So long as there shall exist, by reason of law and custom, a social condemnation, which, in the face of civilization, artificially creates hells on earth, and complicates a destiny that is divine, with human fatality; so long as the three problems of the age—the degradation of man by poverty, the ruin of women by starvation, and the dwarfing of childhood by physical and spiritual night—are not solved; so long as, in certain regions, social asphyxia shall be possible; in other words, and from a yet more extended point of view, so long as ignorance and misery remain on earth, books like this cannot be useless.

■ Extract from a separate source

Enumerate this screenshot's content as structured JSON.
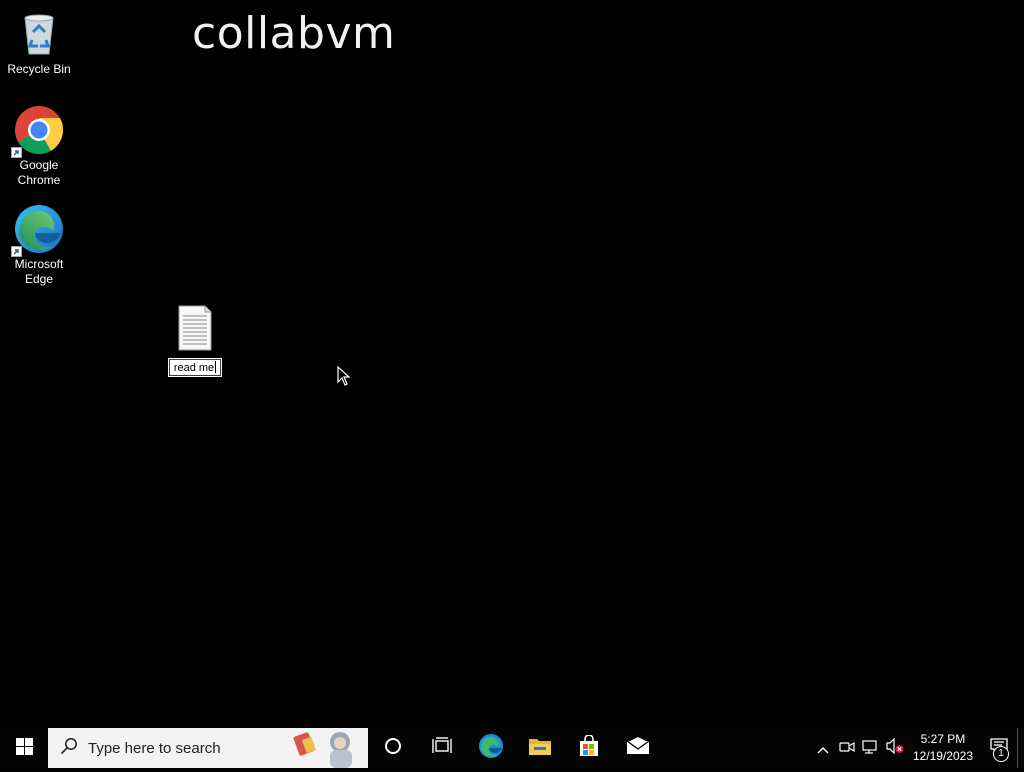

One gets goose bumps reading that Sinclair excerpt! So Maurizio, when you make claim that the film "does often teether on a kind of overbearingly ugly attempt at profundity that it does not posess" I must strongly disagree. The film -and the stage musical before it- do possess the philosophical (spiritual if you will) moorings of the novel, and a number of other elements that Sinclair points to, and this is what always made the stage play so transcendent, and brough thematic clarity and deep emotional resonance to this emotionally overwhelming story.

(continued on third comment)

Sam Juliano said...

As far as "emotional manipulation" I'll argue vehemently that this is part of the entire musical equation from the time the genre launched hundreds of years ago. If Les Miserables the stage play and film are "emotionally manipulative" well then we must conclude that operatic figures like Puccini, Donizetti, Rossini and Bizet played by the same rules. But that's just the tip of the iceberg. The entire scope of the musical theatre embraces this type of deliberate emotional immersion, many times with wreckless abandon. It is why (in the case of Les Miserables the stage musical and film) have had some lasting and profound effect on audiences, many who understand the power of music in conveying the pathos and transformative nature of the original material. I'd subsequently argue that Schonberg and Boublil knew that melodic and soaring operatic lyricism would best convey the incomparable greatness and life-changing nature of Hugo's work."

In any case Jason, this poem deserves wide exposure and publication, and I was delighted to hear you are a big fan of the stage show, and found a good deal to admire in the film, even with the issues you craftily incorporate into this brilliant take on the material.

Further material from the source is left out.